This is continued from the last blog. It is about the second Japanese documentary film that dealt with dolphin killing at Taiji, Japan.
In the mid-1970s I heard from a friend that there were rumors of an annual Japanese dolphin slaughter. I have gone to Japan every year since 1970 so I added the source of rumor to my travel plans. I easily found Japanese who told me where the dolphin hunting was being done. I took a few trains to the small fishing village in the Southern end of a peninsula on the main Island of Honshu not far from Kyoto. I spent a few days in Taiji and was invited to a town dinner festival. Everyone in town was there including a dozen children running wild.
I talked to men at the fishing coop and visited the dolphin memorial statue. I was generously entertained by several families and had a wonderful time.
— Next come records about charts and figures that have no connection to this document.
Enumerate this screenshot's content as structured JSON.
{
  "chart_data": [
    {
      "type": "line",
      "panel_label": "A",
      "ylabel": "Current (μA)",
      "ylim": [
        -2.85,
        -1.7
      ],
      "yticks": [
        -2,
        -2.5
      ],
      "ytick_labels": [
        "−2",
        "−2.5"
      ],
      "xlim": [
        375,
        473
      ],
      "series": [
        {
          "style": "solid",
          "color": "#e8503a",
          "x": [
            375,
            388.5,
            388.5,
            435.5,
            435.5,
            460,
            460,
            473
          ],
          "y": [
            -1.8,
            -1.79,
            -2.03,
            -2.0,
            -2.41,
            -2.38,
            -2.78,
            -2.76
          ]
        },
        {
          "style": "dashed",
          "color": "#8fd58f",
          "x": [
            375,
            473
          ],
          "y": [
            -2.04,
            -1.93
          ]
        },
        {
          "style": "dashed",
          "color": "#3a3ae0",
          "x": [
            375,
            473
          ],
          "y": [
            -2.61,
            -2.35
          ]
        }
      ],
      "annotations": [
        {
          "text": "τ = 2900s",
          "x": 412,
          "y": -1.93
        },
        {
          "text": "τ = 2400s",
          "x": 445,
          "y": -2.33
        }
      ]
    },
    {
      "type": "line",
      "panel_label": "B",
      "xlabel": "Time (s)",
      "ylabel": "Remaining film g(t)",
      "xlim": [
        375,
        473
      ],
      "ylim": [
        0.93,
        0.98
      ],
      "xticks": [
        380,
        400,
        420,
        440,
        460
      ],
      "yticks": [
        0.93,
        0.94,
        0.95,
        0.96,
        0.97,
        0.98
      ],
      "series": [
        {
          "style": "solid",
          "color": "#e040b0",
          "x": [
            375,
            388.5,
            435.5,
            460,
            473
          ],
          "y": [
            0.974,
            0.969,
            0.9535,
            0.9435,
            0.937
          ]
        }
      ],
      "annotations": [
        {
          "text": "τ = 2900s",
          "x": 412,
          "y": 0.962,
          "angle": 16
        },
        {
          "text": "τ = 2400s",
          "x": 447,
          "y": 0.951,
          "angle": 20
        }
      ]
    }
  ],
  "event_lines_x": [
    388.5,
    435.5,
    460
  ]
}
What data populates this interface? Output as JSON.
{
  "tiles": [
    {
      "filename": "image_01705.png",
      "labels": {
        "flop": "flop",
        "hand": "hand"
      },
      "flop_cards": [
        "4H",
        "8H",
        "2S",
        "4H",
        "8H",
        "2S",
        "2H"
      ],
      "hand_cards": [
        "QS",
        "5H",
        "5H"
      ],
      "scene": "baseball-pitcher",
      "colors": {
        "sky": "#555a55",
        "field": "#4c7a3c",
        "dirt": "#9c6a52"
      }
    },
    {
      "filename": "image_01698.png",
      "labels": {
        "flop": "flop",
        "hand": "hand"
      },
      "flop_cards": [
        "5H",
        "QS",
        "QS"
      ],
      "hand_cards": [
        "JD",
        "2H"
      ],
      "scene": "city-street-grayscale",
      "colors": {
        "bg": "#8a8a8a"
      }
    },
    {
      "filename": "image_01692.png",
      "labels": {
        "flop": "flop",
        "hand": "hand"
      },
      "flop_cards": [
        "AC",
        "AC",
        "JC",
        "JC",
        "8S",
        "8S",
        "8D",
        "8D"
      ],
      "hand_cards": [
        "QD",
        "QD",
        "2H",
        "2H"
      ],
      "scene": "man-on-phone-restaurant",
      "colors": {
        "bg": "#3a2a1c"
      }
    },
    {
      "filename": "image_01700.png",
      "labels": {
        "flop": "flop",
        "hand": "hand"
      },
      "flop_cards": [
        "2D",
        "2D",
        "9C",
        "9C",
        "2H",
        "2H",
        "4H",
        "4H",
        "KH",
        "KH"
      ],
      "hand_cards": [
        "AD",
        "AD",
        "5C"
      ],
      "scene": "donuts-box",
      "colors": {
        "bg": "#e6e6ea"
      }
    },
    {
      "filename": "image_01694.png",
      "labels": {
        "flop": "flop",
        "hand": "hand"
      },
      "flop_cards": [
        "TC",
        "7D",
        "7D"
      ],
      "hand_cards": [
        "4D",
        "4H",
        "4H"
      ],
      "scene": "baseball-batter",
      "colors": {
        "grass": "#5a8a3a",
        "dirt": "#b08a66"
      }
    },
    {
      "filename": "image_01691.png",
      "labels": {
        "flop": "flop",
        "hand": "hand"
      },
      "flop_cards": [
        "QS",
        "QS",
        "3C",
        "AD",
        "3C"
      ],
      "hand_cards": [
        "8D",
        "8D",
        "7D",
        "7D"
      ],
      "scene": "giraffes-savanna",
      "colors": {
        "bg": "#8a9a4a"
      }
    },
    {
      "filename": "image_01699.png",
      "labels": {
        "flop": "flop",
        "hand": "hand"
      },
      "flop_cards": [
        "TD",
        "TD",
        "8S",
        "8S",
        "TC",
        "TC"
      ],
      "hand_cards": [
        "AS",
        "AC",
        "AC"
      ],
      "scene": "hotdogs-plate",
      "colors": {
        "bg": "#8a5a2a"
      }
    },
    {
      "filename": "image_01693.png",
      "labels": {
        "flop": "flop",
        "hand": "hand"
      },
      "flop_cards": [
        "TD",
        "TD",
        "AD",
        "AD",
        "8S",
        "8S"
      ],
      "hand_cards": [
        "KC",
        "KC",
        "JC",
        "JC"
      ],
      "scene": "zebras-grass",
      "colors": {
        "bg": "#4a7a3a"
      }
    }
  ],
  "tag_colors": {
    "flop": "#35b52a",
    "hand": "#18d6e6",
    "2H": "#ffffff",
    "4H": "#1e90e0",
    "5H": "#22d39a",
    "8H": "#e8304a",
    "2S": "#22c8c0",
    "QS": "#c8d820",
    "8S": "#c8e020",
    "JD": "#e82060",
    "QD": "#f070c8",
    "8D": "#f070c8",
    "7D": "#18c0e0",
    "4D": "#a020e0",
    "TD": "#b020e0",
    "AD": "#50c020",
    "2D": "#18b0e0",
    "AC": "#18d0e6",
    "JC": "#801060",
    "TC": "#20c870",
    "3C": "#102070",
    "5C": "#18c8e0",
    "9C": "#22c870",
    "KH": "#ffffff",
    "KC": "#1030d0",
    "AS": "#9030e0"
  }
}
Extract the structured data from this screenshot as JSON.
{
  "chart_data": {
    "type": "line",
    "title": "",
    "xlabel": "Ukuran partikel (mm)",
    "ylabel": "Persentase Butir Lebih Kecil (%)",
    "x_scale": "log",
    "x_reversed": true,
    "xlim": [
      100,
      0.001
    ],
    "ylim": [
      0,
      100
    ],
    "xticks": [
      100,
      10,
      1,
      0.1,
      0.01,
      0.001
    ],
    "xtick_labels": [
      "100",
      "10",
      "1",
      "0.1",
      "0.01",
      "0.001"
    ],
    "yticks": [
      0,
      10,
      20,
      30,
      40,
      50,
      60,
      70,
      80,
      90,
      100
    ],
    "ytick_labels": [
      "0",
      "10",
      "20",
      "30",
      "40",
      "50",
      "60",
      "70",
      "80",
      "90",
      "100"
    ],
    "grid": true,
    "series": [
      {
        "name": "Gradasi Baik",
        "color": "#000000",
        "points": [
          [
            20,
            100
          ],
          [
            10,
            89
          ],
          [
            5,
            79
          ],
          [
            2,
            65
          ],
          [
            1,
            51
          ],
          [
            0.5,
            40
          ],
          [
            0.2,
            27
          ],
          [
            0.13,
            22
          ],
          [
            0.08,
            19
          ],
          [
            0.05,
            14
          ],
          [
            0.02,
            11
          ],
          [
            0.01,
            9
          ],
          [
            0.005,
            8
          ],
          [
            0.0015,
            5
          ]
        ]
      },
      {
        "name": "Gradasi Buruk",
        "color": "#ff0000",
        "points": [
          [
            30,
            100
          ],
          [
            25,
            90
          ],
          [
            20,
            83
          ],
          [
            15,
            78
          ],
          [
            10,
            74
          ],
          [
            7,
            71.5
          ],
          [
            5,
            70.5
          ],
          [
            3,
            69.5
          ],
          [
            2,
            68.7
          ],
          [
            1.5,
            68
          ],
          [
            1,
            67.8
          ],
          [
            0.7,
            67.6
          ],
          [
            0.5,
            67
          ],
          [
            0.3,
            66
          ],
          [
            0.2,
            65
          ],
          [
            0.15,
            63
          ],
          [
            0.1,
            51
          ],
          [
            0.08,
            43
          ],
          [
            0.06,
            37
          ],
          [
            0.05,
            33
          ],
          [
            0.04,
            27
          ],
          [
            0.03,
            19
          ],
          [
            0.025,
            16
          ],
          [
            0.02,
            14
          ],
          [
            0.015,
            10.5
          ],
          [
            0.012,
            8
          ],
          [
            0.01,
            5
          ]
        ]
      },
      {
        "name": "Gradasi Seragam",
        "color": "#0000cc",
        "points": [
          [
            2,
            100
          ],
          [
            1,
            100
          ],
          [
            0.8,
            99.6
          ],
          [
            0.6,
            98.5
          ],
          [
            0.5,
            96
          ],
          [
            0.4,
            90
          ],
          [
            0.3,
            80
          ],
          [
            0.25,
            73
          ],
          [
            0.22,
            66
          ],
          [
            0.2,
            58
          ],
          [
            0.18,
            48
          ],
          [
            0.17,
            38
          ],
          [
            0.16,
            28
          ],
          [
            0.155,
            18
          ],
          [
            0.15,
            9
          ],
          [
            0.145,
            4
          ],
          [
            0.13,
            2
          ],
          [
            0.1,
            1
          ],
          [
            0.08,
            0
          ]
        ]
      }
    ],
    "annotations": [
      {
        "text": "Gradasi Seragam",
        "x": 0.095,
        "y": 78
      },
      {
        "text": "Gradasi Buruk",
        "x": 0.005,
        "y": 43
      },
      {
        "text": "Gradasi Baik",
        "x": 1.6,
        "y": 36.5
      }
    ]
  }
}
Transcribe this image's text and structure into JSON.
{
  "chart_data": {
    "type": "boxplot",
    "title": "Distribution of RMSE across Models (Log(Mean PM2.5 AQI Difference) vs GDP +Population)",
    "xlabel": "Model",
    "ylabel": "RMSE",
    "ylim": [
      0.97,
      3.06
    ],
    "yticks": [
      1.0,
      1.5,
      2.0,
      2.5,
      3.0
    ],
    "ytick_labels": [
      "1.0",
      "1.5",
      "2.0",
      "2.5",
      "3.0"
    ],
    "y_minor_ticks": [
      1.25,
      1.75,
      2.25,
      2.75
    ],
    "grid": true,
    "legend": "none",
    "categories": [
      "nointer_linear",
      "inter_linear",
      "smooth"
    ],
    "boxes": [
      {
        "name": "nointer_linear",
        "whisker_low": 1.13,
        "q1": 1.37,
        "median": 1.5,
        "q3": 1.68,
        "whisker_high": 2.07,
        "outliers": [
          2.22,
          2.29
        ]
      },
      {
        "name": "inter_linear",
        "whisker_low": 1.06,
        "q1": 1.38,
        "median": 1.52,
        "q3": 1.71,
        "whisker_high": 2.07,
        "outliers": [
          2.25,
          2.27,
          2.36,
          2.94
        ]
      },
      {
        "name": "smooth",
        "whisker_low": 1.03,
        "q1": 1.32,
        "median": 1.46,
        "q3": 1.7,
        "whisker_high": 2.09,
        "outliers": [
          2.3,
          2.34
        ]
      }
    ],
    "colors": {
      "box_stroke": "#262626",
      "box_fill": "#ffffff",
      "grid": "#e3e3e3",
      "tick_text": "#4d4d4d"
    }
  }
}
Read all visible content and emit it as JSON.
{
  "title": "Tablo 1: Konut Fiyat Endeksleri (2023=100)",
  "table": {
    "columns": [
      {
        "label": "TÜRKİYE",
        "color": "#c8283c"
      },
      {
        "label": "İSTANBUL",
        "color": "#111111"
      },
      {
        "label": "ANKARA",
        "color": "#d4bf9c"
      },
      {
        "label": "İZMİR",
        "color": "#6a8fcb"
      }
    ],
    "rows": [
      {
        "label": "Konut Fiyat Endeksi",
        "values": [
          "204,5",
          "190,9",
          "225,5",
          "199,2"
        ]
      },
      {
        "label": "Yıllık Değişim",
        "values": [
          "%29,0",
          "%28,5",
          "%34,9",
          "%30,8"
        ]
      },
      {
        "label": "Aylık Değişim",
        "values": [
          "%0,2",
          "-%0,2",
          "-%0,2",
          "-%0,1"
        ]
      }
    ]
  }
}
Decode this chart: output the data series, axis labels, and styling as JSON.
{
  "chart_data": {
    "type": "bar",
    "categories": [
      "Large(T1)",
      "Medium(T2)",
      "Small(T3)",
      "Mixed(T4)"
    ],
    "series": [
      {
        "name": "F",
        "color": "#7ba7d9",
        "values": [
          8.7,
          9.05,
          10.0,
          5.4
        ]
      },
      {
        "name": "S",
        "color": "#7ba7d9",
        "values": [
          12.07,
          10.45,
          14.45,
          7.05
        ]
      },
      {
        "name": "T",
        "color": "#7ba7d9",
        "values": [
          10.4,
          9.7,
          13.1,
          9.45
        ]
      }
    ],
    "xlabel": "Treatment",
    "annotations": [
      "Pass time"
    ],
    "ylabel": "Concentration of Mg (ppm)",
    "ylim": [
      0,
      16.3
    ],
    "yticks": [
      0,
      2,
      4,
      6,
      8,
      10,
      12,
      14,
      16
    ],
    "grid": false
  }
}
I saw the harbor where six hundred dolphins were killed annually after being herded into a cove and saw photos of the slaughter.
Having seen the racial prejudice of Americans toward the Japanese in the anti-whaling movement and personally being offended by the arrogance of one culture attacking the eating habits of another culture, I was particularly worried how Americans would react to news about the dolphin killing. Americans love dolphins even more than whales.
I met with a few Japanese governmental officials and explained how important it was to keep stories about the Taiji dolphin harvest from being covered in Japanese media. They understood and concurred.
When I returned to San Francisco I wrote an article about the Taiji dolphin harvest. I consciously pulled at the heart strings of my fellow environmentalists by describing the close-knit fishing cooperative and the religious ceremonies dedicated to the souls of the dead dolphins. I wrote about the ancient ritual of a traditional people.
The leading environmental weekly spread my article, with photos, on the whole two middle pages.
It appears that this article was widely read and forestalled American outrage over the dolphin harvest for the next thirty years. That was the subject of the Japanese documentary.
By the year 2003, a new generation of American environmentalists arrived and made the Taiji dolphin hunt a popular subject of outrage including a film that won an Oscar.